Tattoo placement is concentrated on the arms and legs, extending onto the back and hands in some cases, with higher concentrations of tattoos being associated with more elite figures, though tattooing itself was not restricted to a particular social class. Those on the hands are almost exclusively situated on the thumbs; this has been posited to connect with the thumbs' importance as a container of the human soul, as reflected in Altaic folklore.

== Cultural significance ==
Pazyryk tattooing practices, and their associated Animal Style art, have been linked to a number of similar preceding, contemporary, and succeeding traditions in Mongolia, the Tarim Basin, and the Altai itself. The style and content of the tattoos closely resembles that which appears on Bronze Age and Early Iron Age Mongolian deer stones. Earlier tattooing practices have also been recorded among individuals from the sites of Shengjindian, Zaghunluq, and Qizilchoqa, all located along the edges of the Tarim Basin. Most notably, the mummy of a Subeshi individual from Shengjindian Cemetery has fish tattoos on each finger of its hand, which has drawn comparisons to the fish tattoo of a mummy from the Pazyryk site. This tattooing tradition continued into later periods, as demonstrated by a mummy from the Late Iron Age Tashtyk site of Oglakhty in Khakassia.
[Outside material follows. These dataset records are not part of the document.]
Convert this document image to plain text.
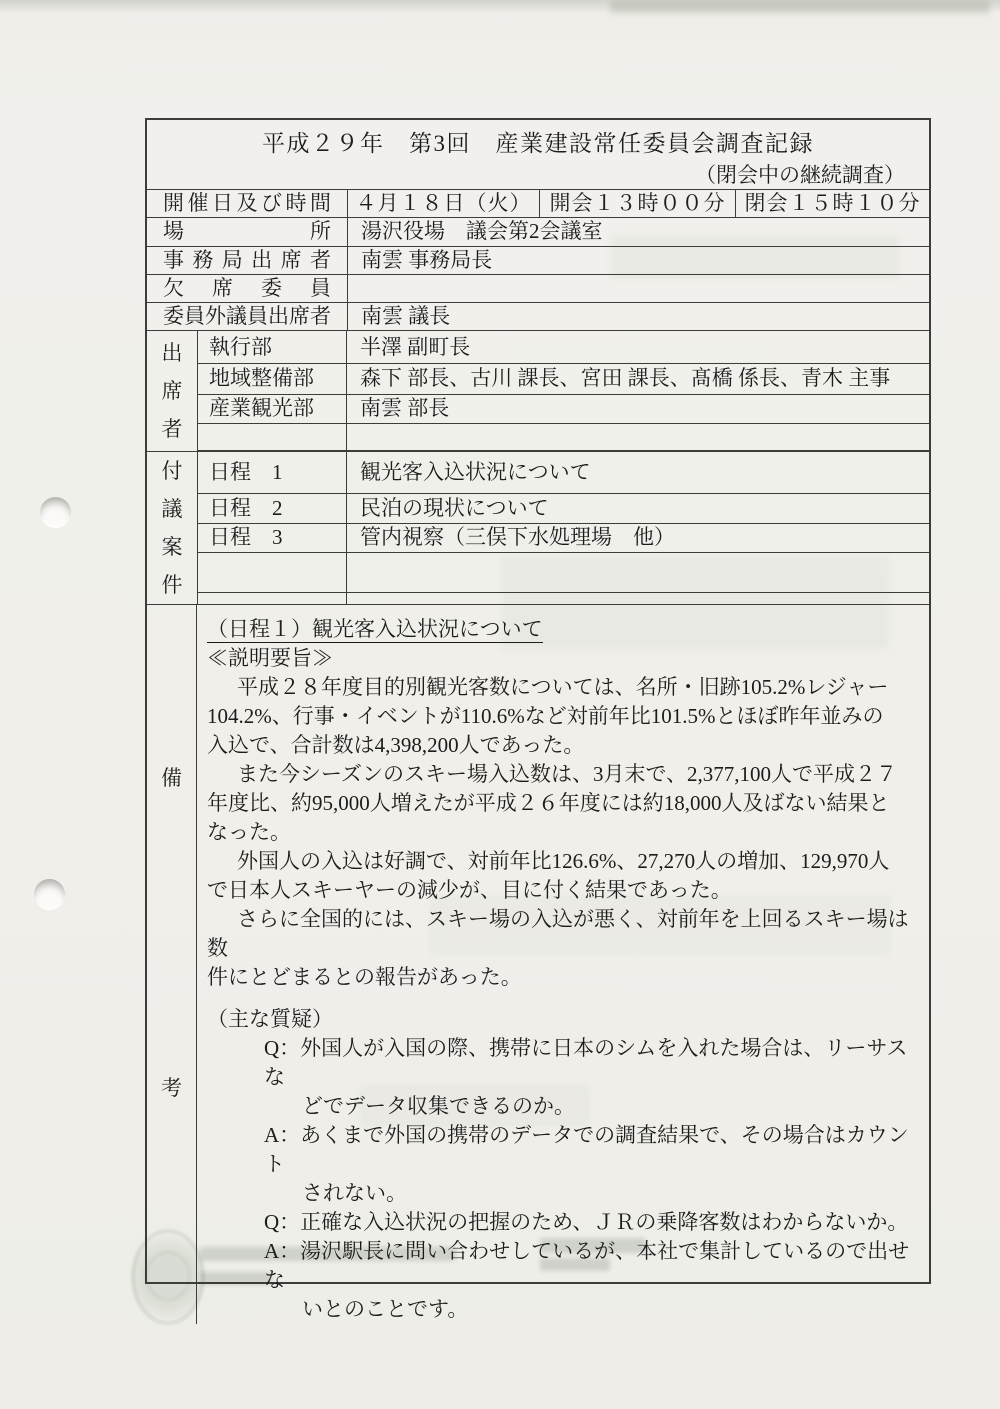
平成２９年　第3回　産業建設常任委員会調査記録
（閉会中の継続調査）
開催日及び時間	４月１８日（火） 開会１３時００分 閉会１５時１０分
場所	湯沢役場　議会第2会議室
事務局出席者	南雲 事務局長
欠席委員
委員外議員出席者	南雲 議長
出席者
執行部	半澤 副町長
地域整備部	森下 部長、古川 課長、宮田 課長、髙橋 係長、青木 主事
産業観光部	南雲 部長
付議案件
日程　1	観光客入込状況について
日程　2	民泊の現状について
日程　3	管内視察（三俣下水処理場　他）
備
考
（日程１）観光客入込状況について
≪説明要旨≫
平成２８年度目的別観光客数については、名所・旧跡105.2%レジャー
104.2%、行事・イベントが110.6%など対前年比101.5%とほぼ昨年並みの
入込で、合計数は4,398,200人であった。
また今シーズンのスキー場入込数は、3月末で、2,377,100人で平成２７
年度比、約95,000人増えたが平成２６年度には約18,000人及ばない結果と
なった。
外国人の入込は好調で、対前年比126.6%、27,270人の増加、129,970人
で日本人スキーヤーの減少が、目に付く結果であった。
さらに全国的には、スキー場の入込が悪く、対前年を上回るスキー場は数
件にとどまるとの報告があった。
（主な質疑）
Q：外国人が入国の際、携帯に日本のシムを入れた場合は、リーサスな
どでデータ収集できるのか。
A：あくまで外国の携帯のデータでの調査結果で、その場合はカウント
されない。
Q：正確な入込状況の把握のため、ＪＲの乗降客数はわからないか。
A：湯沢駅長に問い合わせしているが、本社で集計しているので出せな
いとのことです。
Pazyryk tattoos may have functioned as a non-textual sign system, encoding information about social status, role, and identity—marking elite standing, warrior status, or kinship affiliations. The tattoo repertoire also varied by gender: men’s designs typically featured steppe animals and extended onto the legs, while women’s depicted animals native to the Altai and were generally absent from the lower body. Tattoos have also been linked to ritual practice—designs normally hidden by clothing may have been revealed during ceremonies, or may have signaled devotion to particular deities or spirits. However, post-mortem surgical cuts through tattooed skin suggest that this ritual function ended with the bearer’s death. Dot-shaped tattoos on the most heavily tattooed Pazyryk individual have also been suggested to have served a therapeutic purpose paralleling that of acupuncture.